Questions
If you have questions about the lab after the course, you are welcome to contact me: martin.norling@nbis.se
Finding genes and other genomic regions is generally the domain of annotation, not assembly – we can cheat a bit though! Making a rough estimate of the gene content compared to what is expected from a complete assembly can be a hint at the state of the assembly (at least of the assembled gene space).
Busco, Benchmarking Universal Single-Copy Orthologs, is a program that attempts to estimate how well an assembly covers the gene space of a particular linage. Load the BUSCO module with:
module load bioinfo-tools BUSCO/1.22
There will be some information printed when you load the BUSCO module - this information is really important so it’s a good idea to read it! Run BUSCO –h
to get information on how to run. You will want to run Busco using -l $BUSCO_LINEAGE_SETS/bacteria
to look for bacteria, and -c 8
to use 8 threads.
When the program finishes, look through the output directory for the files full_table_*
, missing_buscos_list_*
, and short_summary_*
.
When a reference is available, we can use whole genome alignment to compare the assemblies and look for differences and similarities.

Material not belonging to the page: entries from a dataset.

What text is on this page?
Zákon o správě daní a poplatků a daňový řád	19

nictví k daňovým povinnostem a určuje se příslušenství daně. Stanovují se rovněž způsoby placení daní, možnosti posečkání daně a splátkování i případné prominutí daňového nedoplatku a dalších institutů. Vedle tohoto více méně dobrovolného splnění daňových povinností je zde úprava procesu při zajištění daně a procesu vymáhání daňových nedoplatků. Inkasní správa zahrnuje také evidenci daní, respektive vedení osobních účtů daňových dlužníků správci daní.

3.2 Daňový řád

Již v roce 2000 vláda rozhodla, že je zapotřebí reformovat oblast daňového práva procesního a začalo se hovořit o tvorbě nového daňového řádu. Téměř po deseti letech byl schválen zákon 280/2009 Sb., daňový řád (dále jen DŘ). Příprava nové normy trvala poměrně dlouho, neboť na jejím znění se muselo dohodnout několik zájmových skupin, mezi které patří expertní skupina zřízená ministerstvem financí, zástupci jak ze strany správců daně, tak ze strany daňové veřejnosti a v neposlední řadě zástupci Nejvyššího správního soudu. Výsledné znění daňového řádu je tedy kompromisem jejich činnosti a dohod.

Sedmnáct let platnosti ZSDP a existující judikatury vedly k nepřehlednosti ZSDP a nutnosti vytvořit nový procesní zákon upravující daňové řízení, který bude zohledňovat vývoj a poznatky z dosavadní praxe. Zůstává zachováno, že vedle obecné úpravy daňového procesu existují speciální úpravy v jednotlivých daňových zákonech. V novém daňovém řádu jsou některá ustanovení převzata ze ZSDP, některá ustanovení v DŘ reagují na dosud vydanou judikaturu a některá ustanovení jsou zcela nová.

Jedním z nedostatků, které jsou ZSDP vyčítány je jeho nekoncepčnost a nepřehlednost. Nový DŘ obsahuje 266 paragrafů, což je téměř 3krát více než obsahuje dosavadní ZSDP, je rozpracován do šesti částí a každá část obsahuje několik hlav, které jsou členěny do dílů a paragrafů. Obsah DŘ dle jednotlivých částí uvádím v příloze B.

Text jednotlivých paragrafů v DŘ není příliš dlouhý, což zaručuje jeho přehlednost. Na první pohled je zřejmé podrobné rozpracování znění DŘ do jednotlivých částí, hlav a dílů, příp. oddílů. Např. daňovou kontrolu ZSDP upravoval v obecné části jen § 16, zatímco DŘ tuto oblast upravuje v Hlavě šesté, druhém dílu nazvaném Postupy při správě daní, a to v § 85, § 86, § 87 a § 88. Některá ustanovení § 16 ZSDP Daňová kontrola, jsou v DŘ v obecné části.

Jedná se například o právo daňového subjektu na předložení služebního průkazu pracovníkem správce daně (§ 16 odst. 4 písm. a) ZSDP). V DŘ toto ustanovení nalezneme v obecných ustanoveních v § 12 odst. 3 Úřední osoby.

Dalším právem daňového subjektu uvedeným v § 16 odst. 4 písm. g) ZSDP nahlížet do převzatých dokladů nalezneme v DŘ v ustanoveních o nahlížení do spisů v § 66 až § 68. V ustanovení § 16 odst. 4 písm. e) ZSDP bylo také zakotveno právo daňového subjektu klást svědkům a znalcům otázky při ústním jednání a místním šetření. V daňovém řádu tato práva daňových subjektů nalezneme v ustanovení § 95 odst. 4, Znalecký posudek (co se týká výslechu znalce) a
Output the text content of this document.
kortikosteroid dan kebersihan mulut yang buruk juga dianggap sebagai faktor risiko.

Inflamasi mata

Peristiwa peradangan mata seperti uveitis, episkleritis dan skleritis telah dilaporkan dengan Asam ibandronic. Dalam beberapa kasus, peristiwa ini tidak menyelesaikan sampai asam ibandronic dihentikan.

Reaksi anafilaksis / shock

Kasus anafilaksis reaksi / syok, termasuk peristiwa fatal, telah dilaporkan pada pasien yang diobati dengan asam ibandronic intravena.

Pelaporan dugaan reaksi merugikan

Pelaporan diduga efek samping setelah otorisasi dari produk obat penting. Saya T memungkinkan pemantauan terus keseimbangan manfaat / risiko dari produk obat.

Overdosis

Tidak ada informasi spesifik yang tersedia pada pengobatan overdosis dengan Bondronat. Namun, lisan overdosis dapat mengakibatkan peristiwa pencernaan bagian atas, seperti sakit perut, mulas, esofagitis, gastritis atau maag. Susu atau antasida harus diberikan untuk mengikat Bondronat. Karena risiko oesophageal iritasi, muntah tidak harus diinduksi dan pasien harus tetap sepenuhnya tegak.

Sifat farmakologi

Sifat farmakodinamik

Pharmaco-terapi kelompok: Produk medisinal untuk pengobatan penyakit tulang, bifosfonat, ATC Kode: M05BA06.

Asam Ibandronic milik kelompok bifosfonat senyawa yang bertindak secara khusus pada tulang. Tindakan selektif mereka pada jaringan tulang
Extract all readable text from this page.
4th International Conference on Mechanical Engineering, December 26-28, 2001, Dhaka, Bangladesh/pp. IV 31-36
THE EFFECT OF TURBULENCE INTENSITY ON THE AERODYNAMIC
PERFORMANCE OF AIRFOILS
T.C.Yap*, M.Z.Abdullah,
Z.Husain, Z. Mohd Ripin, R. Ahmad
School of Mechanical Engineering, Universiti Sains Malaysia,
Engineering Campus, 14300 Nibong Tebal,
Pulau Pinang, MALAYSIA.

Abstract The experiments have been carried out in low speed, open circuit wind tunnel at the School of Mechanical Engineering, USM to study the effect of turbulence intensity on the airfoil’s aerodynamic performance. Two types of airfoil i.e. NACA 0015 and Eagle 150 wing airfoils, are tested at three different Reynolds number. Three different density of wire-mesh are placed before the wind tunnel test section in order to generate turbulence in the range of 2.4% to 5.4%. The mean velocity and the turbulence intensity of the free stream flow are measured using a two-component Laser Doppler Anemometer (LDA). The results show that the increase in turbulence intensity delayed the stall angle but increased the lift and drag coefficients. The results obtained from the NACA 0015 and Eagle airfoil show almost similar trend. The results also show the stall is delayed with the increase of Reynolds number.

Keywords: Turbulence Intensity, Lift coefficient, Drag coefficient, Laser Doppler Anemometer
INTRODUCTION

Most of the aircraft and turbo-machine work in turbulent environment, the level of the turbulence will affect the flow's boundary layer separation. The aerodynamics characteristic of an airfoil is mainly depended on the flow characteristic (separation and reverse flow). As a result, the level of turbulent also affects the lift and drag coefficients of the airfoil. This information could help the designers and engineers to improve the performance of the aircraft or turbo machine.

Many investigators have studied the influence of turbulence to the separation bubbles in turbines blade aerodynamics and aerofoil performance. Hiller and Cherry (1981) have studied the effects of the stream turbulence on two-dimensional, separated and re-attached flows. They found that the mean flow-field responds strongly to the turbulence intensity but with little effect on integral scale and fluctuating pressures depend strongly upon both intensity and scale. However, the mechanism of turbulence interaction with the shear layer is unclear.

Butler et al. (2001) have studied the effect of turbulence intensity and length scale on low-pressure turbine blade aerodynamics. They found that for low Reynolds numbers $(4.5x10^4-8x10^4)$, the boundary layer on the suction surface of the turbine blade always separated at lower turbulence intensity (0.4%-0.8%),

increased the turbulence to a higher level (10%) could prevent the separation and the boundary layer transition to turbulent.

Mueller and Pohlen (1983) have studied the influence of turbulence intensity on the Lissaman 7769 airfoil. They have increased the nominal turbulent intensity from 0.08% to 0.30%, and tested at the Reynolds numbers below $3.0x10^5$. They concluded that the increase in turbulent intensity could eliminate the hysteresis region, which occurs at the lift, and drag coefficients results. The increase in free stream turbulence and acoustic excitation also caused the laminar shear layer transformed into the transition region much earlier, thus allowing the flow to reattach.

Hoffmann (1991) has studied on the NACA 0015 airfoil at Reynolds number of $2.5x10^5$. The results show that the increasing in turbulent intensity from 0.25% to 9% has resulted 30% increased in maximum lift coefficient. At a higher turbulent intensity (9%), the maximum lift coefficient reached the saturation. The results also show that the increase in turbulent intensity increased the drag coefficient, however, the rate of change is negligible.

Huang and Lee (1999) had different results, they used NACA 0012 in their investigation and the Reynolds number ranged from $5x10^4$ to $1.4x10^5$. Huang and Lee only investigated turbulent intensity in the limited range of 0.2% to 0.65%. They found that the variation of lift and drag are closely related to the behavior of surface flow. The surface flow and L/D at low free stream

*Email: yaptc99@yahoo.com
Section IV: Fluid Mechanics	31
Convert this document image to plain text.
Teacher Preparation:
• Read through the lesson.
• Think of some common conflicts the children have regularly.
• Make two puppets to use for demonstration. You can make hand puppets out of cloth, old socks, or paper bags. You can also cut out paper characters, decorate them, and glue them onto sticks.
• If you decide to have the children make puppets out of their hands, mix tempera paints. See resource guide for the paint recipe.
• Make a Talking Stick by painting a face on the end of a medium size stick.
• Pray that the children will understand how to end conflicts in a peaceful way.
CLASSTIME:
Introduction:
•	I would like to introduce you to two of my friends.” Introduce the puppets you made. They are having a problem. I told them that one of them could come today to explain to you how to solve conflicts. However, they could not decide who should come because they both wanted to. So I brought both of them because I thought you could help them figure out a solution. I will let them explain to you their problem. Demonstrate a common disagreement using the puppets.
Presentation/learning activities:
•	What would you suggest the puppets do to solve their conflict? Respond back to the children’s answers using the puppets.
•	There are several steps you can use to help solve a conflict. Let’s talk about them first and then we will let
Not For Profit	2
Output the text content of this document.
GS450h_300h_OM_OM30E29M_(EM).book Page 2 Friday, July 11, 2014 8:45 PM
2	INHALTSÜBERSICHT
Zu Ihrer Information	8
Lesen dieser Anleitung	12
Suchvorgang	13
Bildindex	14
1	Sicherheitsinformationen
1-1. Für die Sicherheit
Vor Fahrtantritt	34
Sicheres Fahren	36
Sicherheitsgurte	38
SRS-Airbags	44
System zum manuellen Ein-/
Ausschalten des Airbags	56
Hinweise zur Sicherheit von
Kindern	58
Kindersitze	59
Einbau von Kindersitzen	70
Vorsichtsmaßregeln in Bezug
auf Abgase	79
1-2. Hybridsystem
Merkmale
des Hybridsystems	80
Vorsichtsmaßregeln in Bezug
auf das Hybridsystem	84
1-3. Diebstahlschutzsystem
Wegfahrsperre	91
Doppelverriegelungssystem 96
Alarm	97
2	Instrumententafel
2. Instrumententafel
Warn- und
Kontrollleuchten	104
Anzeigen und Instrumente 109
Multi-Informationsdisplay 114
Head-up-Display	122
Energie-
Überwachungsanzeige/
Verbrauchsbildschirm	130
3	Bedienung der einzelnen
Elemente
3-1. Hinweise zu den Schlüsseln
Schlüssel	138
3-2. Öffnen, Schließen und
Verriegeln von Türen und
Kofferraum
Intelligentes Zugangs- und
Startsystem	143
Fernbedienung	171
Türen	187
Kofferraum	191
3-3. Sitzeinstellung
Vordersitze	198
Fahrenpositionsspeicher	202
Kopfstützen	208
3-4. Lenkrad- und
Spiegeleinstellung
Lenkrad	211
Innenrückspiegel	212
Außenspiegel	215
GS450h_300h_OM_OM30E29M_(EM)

The program we will use to look do whole genome alignment is called nucmer
and is from the MUMmer package. To use nucmer, load the MUMmer/3.23
module. Running nucmer is fairly straight forward, type nucmer -h
to get some help, and then run with your assembly, the provided reference from yesterday (from the illumina assembly part) and use the -p
flag to set output name.
This will produce a mapping between the reference and the assembly, but it won’t be sorted, so the output will be very noisy. You can use the show-tiling
command to sort the delta file like this:
show-tiling [filename].delta > [filename].tiling
There is a built-in tool called mummerplot
that can help us plot the output. It will default to trying to render directly to X11 though, so run with the --png
flag to write an image file. As with nucmer
you should also use the -p
flag to set output name.
Run mummerplot on the delta-file that nucmer produced, as well as the tiling file. Download both files and have a look!
The mummerplot of a tiling dataset isn’t the same kind of plot as the original dotplot. To remedy this, we’ve also supplied a simple python script to make dotplots with. The script is called dotplot.py
and it can read .coord and .tiling files. It is available in /proj/g2016024/nobackup/illumina_assembly/scripts/dotplot.py
, and you need to load the biopython
module for it to run.
For the final part we will use a program called Mauve, that you’ll have to run on your own machine! Start by downloading Mauve for your operating system from the Mauve website.
You will also need to download the assemblies that you wish to look at, as well as the reference to you local machine using scp
.
Start Mauve, and select File
-> Align with ProgressiveMauve
, and select the sequences that you wish to align. You can give it multiple sequences, but I’d recommend doing pairwise alignments. Once the alignment is done you can run Tools
-> Move Contigs
to have mauve recursively move the contigs around to match better each other better.